What made these two calls “good” was for all the bullshit and boring repetition of many calls, sometimes someone actually turns out to be having a real problem.  We are supposed to put chest pains, even ones we think are muskuloskeletal,  on the monitor.  We are supposed to take repeat vitals signs.  9 out of 10 patients, maybe even 39 out of 40 show no change at all.  But you do your job, your routine and all of a sudden, there it is before you.  Paramedic time.

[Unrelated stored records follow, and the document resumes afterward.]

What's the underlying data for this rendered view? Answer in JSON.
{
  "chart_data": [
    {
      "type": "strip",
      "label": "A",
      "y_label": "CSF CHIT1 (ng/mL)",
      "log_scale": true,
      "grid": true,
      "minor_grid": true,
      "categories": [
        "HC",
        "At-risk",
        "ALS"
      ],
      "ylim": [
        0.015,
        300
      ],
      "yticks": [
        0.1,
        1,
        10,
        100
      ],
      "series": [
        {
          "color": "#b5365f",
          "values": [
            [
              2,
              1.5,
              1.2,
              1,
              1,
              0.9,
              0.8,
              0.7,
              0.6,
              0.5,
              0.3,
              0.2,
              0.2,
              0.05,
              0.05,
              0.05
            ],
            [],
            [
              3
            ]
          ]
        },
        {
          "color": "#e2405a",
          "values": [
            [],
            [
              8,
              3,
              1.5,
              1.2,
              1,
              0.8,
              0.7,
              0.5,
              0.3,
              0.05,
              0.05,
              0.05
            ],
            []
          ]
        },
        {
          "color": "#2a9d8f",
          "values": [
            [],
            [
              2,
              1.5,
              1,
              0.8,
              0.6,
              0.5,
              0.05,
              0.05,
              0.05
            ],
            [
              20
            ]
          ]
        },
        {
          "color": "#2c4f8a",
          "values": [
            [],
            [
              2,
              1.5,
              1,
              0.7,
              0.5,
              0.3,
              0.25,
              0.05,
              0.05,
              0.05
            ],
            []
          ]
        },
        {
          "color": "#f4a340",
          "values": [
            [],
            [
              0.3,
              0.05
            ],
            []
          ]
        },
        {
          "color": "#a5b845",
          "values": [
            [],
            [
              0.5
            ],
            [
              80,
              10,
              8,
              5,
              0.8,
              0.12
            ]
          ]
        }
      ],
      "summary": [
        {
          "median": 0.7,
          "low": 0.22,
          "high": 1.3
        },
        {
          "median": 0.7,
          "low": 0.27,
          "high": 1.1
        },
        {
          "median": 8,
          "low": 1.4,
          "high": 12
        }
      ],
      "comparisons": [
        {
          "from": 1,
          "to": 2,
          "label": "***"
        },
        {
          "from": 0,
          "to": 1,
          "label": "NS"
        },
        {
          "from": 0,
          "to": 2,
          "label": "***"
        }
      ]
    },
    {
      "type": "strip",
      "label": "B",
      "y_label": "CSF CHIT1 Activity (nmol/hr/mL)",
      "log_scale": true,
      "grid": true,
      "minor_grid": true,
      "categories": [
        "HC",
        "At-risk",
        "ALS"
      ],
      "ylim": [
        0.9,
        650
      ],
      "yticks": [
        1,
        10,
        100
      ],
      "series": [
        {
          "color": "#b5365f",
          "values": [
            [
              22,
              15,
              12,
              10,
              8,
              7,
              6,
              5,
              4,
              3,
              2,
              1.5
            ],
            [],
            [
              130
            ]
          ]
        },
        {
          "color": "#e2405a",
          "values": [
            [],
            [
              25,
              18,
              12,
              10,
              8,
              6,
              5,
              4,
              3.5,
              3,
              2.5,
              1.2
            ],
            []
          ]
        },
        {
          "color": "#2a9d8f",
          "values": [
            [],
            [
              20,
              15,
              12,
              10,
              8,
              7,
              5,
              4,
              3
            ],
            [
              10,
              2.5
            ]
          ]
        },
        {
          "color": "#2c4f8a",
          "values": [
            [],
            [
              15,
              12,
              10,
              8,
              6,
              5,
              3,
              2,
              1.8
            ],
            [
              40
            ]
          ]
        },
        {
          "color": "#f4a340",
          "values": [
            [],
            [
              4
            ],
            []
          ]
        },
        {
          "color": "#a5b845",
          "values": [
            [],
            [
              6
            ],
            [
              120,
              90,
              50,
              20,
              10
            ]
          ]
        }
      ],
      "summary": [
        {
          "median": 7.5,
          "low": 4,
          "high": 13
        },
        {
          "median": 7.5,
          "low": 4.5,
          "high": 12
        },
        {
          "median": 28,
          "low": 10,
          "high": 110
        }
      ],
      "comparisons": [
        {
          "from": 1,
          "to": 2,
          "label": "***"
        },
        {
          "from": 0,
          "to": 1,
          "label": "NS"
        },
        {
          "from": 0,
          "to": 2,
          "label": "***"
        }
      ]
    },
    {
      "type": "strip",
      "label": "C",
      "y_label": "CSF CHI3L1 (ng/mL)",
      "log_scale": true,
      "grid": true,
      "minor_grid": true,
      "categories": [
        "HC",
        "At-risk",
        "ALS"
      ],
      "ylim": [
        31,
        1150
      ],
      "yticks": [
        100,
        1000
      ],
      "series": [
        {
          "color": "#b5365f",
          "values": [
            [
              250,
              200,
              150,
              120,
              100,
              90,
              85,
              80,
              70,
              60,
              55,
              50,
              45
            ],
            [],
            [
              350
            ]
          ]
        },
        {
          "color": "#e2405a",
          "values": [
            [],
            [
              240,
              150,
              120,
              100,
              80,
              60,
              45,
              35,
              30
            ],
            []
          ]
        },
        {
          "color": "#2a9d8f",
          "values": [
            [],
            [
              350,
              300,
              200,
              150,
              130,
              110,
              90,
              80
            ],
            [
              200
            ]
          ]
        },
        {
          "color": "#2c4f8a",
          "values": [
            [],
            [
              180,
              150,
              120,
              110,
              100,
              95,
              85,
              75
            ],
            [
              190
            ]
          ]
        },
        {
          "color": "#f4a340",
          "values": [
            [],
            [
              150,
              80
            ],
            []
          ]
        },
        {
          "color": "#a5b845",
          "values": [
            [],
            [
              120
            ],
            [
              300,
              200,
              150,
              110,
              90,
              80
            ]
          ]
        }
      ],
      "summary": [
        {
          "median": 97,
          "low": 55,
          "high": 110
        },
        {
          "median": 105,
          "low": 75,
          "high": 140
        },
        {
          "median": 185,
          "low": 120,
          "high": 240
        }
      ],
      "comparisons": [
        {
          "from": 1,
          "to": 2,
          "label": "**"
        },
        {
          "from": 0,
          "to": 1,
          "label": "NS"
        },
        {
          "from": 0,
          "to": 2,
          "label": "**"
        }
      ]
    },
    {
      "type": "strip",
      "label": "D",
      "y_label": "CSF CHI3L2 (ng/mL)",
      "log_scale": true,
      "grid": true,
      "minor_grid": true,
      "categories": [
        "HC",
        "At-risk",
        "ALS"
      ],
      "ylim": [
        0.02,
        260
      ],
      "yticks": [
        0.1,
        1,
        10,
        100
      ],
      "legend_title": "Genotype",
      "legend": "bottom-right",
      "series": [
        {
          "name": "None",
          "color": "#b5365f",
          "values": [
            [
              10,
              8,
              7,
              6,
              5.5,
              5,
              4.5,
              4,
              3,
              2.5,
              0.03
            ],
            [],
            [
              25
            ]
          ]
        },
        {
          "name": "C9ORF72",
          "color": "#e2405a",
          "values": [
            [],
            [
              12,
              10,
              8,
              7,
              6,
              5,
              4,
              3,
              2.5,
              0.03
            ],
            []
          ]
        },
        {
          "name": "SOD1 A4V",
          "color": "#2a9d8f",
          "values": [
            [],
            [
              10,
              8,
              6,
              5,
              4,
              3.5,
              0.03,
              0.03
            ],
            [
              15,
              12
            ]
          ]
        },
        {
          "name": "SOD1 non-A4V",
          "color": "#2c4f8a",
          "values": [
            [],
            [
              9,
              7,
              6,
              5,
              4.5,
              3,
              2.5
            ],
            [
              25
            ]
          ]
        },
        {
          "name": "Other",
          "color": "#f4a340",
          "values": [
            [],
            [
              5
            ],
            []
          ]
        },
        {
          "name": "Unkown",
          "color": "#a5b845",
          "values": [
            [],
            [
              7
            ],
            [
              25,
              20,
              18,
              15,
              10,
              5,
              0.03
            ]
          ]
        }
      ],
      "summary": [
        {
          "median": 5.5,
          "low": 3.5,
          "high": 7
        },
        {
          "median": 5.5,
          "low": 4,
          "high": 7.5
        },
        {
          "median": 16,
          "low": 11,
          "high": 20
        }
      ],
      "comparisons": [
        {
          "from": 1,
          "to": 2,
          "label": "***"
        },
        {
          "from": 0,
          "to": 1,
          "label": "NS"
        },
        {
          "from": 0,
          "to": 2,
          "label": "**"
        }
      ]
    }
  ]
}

I wonder if this is how bird watchers feel when all of a sudden their binoculars focus on a rare speckled breasted winged creature or how antiquers feel when they discover a rare treasure at a neighborhood garage sale.  Or how a seven year soccer player feels when suddenly the ball is on her foot and the goal is open and she is unguarded and she kicks it straight and it goes in the goal and the team explodes with cheer.

Sometimes I love my job!

So instead of, the nurse saying hey did you know that BS chest pain patient you brought in was in a rapid afib at 200, or your BLS partner screaming up to you from the back that the bee sting dude just went into cardiac arrest, you actually get to be the one controlling the narrative.  Patient one gets 25 of Cardizem, which works like a charm.  The 190-220 rate comes down to the 70s, and she feels much better.  Patient 2 gets 0.3 epi IM, 50 Benadryl,  4 Zofran and 125 Solumedrol IV, along with a 300 cc fluid bolus.  And while he still feels a little nauseous, his pressure comes back and the mottling goes away.  His face is no longer grey.  His skin is warm and dry..

And I have two calls that are worth a listen, and a job that constantly reminds me it is never as boring as it can sometimes seem.